Alguns âmbitos que fazem parte da secretaria sofreram cortes drásticos na quantidade de colaboradores, segundo informações divulgadas pelo jornalista Demétrio Vecchioli, na coluna Olhar Olímpico do UOL Esportes. Um dos exemplos, é o Departamento de Incentivo e Fomento ao Esporte (DIFE), responsável por cuidar da Lei de Incentivo ao Esporte, que de 50 pessoas passará a funcionar apenas com oito, sendo seis deles funcionários com cargos de chefia.

 

"A atual gestão tinha zerado a fila de espera e ia fechar o ano com uma performance nunca vista em outros anos. E vai tudo por água abaixo.
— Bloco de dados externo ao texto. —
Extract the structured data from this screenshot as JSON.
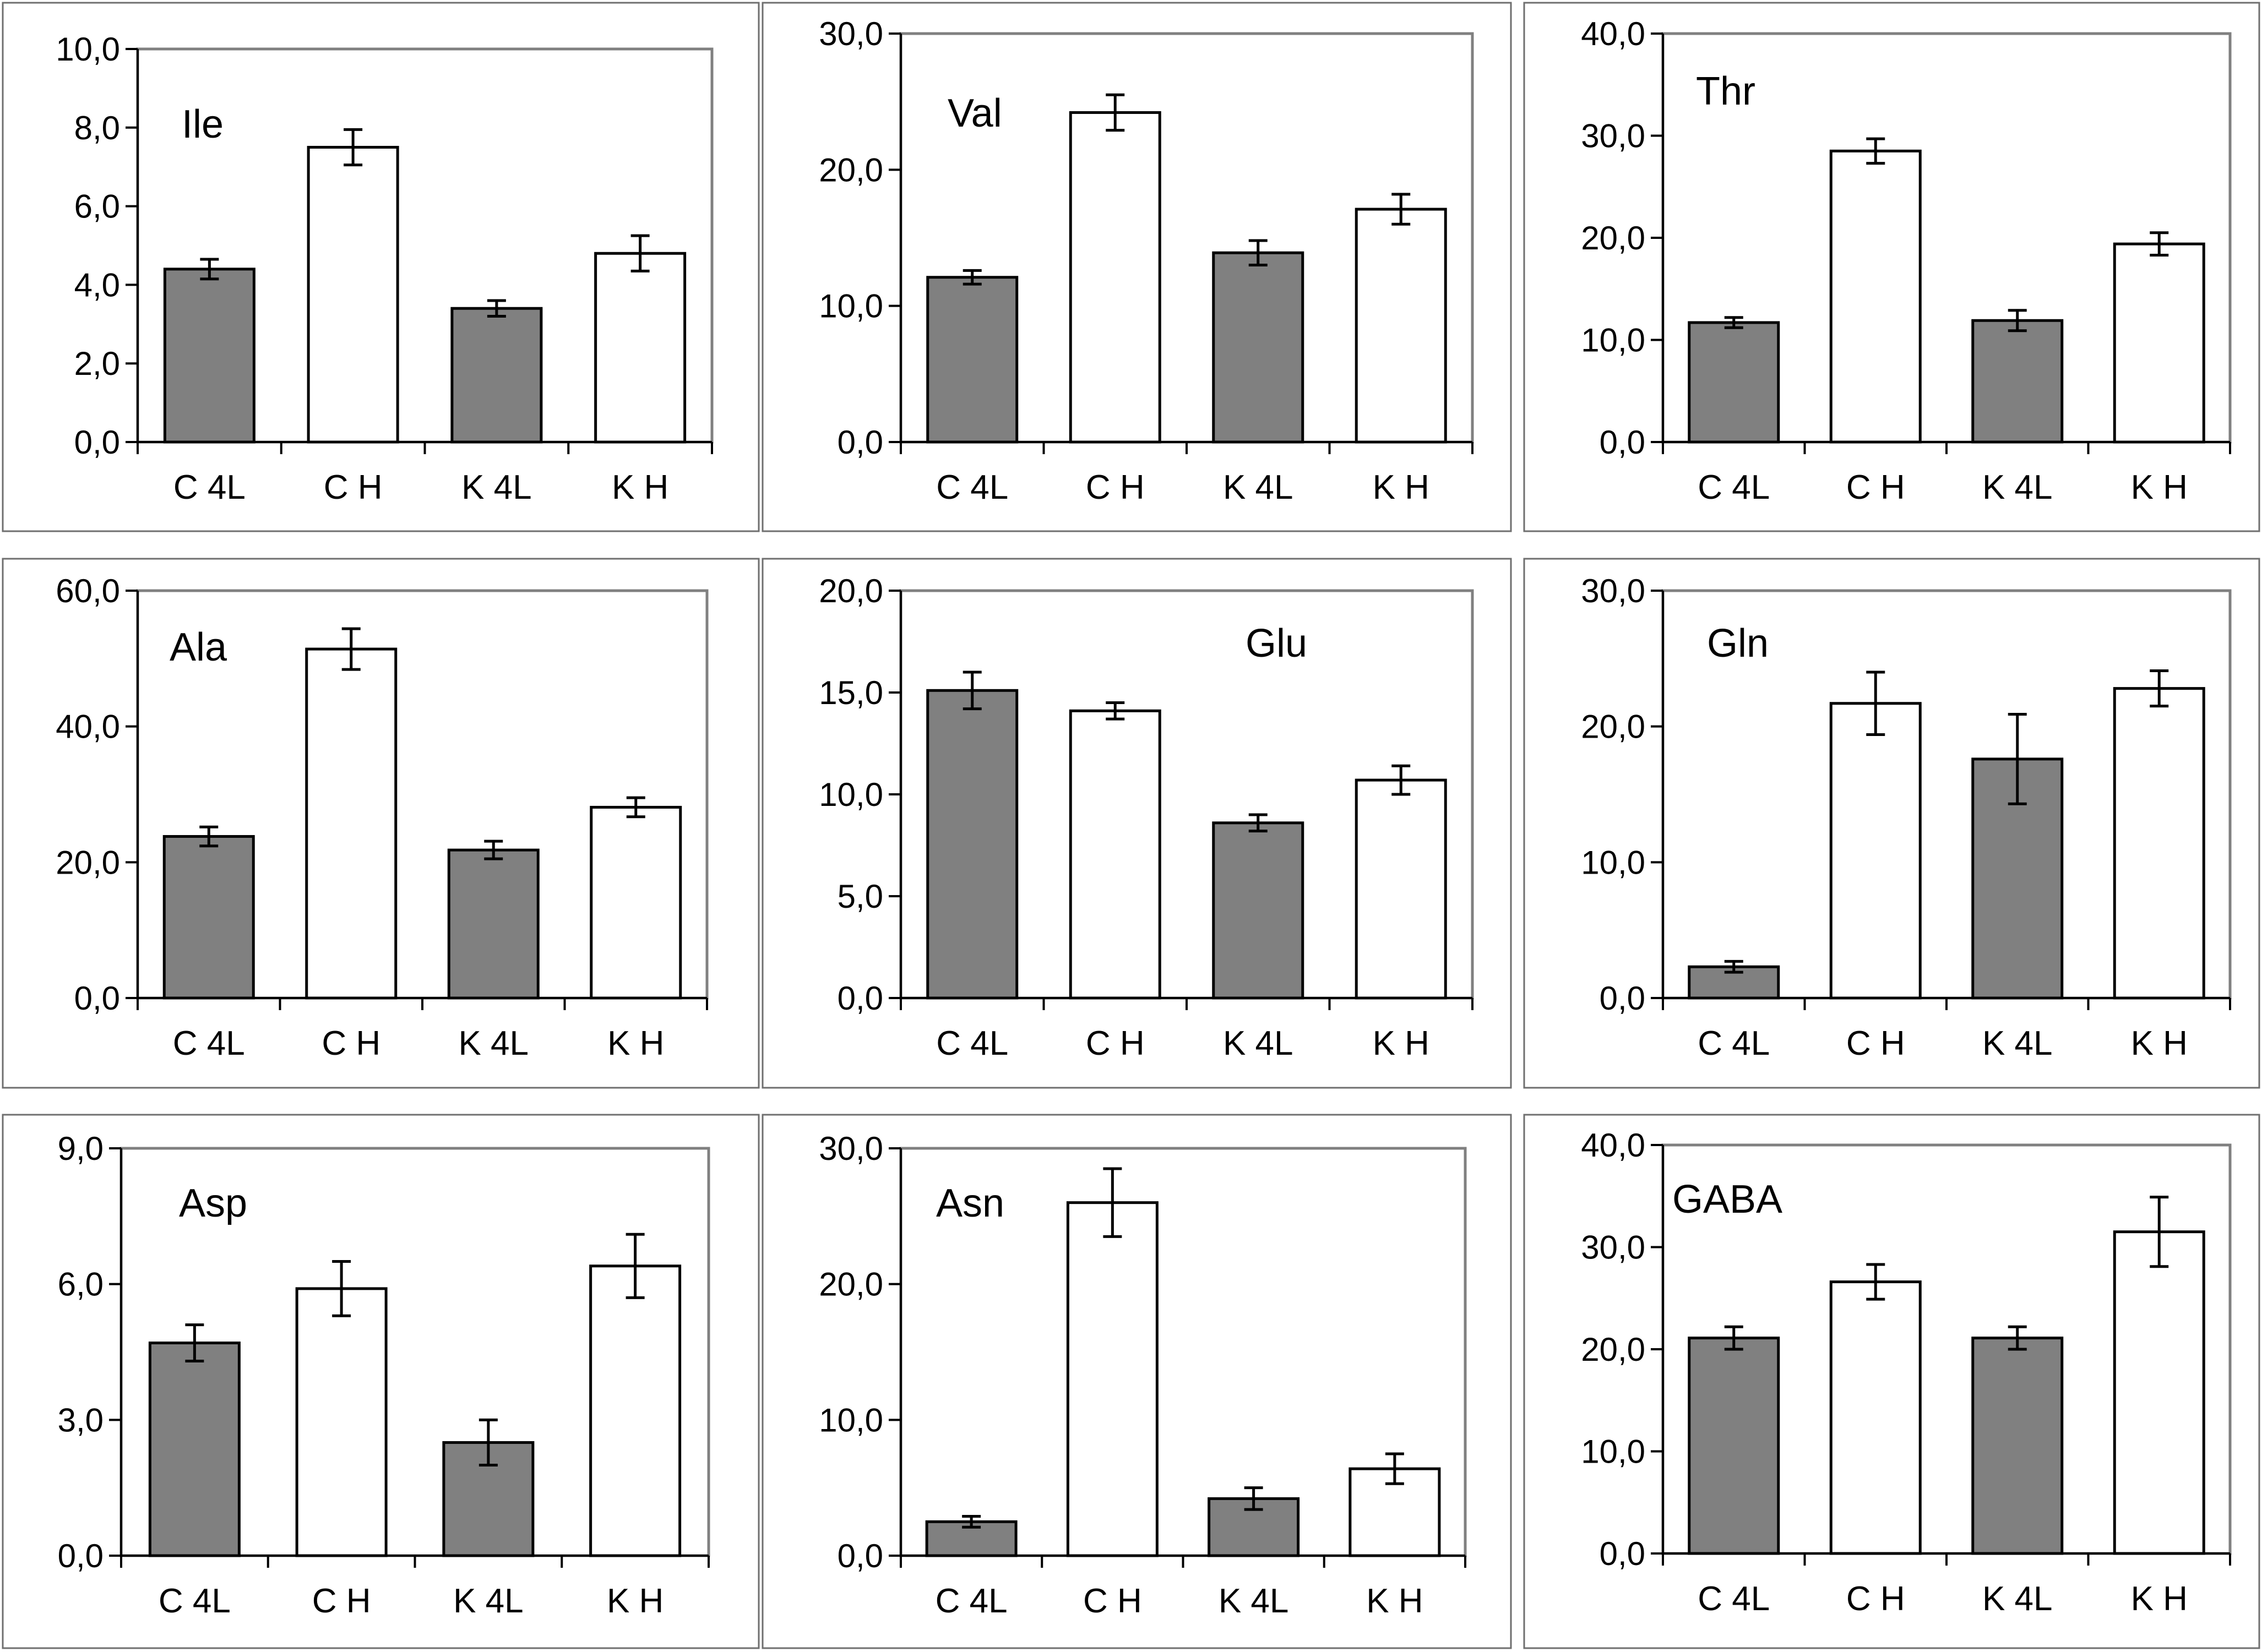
{
  "colors": {
    "filled": "#808080",
    "open": "#ffffff",
    "stroke": "#000000",
    "frame": "#808080"
  },
  "chart_data": [
    {
      "type": "bar",
      "title": "Ile",
      "categories": [
        "C 4L",
        "C H",
        "K 4L",
        "K H"
      ],
      "values": [
        4.4,
        7.5,
        3.4,
        4.8
      ],
      "errors": [
        0.25,
        0.45,
        0.2,
        0.45
      ],
      "fill": [
        "filled",
        "open",
        "filled",
        "open"
      ],
      "ylim": [
        0,
        10
      ],
      "yticks": [
        "0,0",
        "2,0",
        "4,0",
        "6,0",
        "8,0",
        "10,0"
      ],
      "xlabel": "",
      "ylabel": ""
    },
    {
      "type": "bar",
      "title": "Val",
      "categories": [
        "C 4L",
        "C H",
        "K 4L",
        "K H"
      ],
      "values": [
        12.1,
        24.2,
        13.9,
        17.1
      ],
      "errors": [
        0.5,
        1.3,
        0.9,
        1.1
      ],
      "fill": [
        "filled",
        "open",
        "filled",
        "open"
      ],
      "ylim": [
        0,
        30
      ],
      "yticks": [
        "0,0",
        "10,0",
        "20,0",
        "30,0"
      ],
      "xlabel": "",
      "ylabel": ""
    },
    {
      "type": "bar",
      "title": "Thr",
      "categories": [
        "C 4L",
        "C H",
        "K 4L",
        "K H"
      ],
      "values": [
        11.7,
        28.5,
        11.9,
        19.4
      ],
      "errors": [
        0.5,
        1.2,
        1.0,
        1.1
      ],
      "fill": [
        "filled",
        "open",
        "filled",
        "open"
      ],
      "ylim": [
        0,
        40
      ],
      "yticks": [
        "0,0",
        "10,0",
        "20,0",
        "30,0",
        "40,0"
      ],
      "xlabel": "",
      "ylabel": ""
    },
    {
      "type": "bar",
      "title": "Ala",
      "categories": [
        "C 4L",
        "C H",
        "K 4L",
        "K H"
      ],
      "values": [
        23.8,
        51.4,
        21.8,
        28.1
      ],
      "errors": [
        1.4,
        3.0,
        1.3,
        1.4
      ],
      "fill": [
        "filled",
        "open",
        "filled",
        "open"
      ],
      "ylim": [
        0,
        60
      ],
      "yticks": [
        "0,0",
        "20,0",
        "40,0",
        "60,0"
      ],
      "xlabel": "",
      "ylabel": ""
    },
    {
      "type": "bar",
      "title": "Glu",
      "categories": [
        "C 4L",
        "C H",
        "K 4L",
        "K H"
      ],
      "values": [
        15.1,
        14.1,
        8.6,
        10.7
      ],
      "errors": [
        0.9,
        0.4,
        0.4,
        0.7
      ],
      "fill": [
        "filled",
        "open",
        "filled",
        "open"
      ],
      "ylim": [
        0,
        20
      ],
      "yticks": [
        "0,0",
        "5,0",
        "10,0",
        "15,0",
        "20,0"
      ],
      "xlabel": "",
      "ylabel": ""
    },
    {
      "type": "bar",
      "title": "Gln",
      "categories": [
        "C 4L",
        "C H",
        "K 4L",
        "K H"
      ],
      "values": [
        2.3,
        21.7,
        17.6,
        22.8
      ],
      "errors": [
        0.4,
        2.3,
        3.3,
        1.3
      ],
      "fill": [
        "filled",
        "open",
        "filled",
        "open"
      ],
      "ylim": [
        0,
        30
      ],
      "yticks": [
        "0,0",
        "10,0",
        "20,0",
        "30,0"
      ],
      "xlabel": "",
      "ylabel": ""
    },
    {
      "type": "bar",
      "title": "Asp",
      "categories": [
        "C 4L",
        "C H",
        "K 4L",
        "K H"
      ],
      "values": [
        4.7,
        5.9,
        2.5,
        6.4
      ],
      "errors": [
        0.4,
        0.6,
        0.5,
        0.7
      ],
      "fill": [
        "filled",
        "open",
        "filled",
        "open"
      ],
      "ylim": [
        0,
        9
      ],
      "yticks": [
        "0,0",
        "3,0",
        "6,0",
        "9,0"
      ],
      "xlabel": "",
      "ylabel": ""
    },
    {
      "type": "bar",
      "title": "Asn",
      "categories": [
        "C 4L",
        "C H",
        "K 4L",
        "K H"
      ],
      "values": [
        2.5,
        26.0,
        4.2,
        6.4
      ],
      "errors": [
        0.4,
        2.5,
        0.8,
        1.1
      ],
      "fill": [
        "filled",
        "open",
        "filled",
        "open"
      ],
      "ylim": [
        0,
        30
      ],
      "yticks": [
        "0,0",
        "10,0",
        "20,0",
        "30,0"
      ],
      "xlabel": "",
      "ylabel": ""
    },
    {
      "type": "bar",
      "title": "GABA",
      "categories": [
        "C 4L",
        "C H",
        "K 4L",
        "K H"
      ],
      "values": [
        21.1,
        26.6,
        21.1,
        31.5
      ],
      "errors": [
        1.1,
        1.7,
        1.1,
        3.4
      ],
      "fill": [
        "filled",
        "open",
        "filled",
        "open"
      ],
      "ylim": [
        0,
        40
      ],
      "yticks": [
        "0,0",
        "10,0",
        "20,0",
        "30,0",
        "40,0"
      ],
      "xlabel": "",
      "ylabel": ""
    }
  ]
}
Muitos projetos ficarão sem análise e sem poder captar em 2020 e os que estão em execução vão enfrentar problemas e até terem que ser interrompidos", declarou a ex-jogadora de vôlei Ana Moser, atual presidente do Instituto Esporte & Educação. A entidade atende cinco mil alunos e mil professores de redes municipais de ensino através de recursos arrecadados pela Lei de Incentivo ao Esporte.

 

Quem também deve sofrer com as demissões é o programa Bolsa Atleta que perdeu 16 funcionários e vai continuar apenas com dois. Com a limitação de pessoas para operar o projeto, a tendência é que ele seja afetado nas questões de registros e pagamentos dos beneficiários.

 

O setor que certifica o cumprimento da Lei Pelé pelas entidades ficou com apenas uma pessoa responsável de 8 que trabalhavam até então.

 

O contrato que estava em vigor existia desde 2015 e, segundo relatório do Tribunal de Contas da União (TCU), o quadro de funcionários era mais de cinco vezes maior do que o de servidores de carreira e mais que o dobro de servidores em cargos efetivos

 

Para a auditoria do TCU existia chances de que grande parte desses funcionários terceirizados estivessem executando funções de servidores públicos. Sem maiores discussões, o contrato com a empresa terceirizada, que poderia ser renovado automaticamente devido a pandemia, foi suspenso na tarde da última sexta através de aviso do Ministério da Economia.

 

Nesta quarta (9), o secretário especial do esporte Marcelo Magalhães esteve em reunião com o atual presidente da república Jair Bolsonaro (sem partido) para discutir a situação.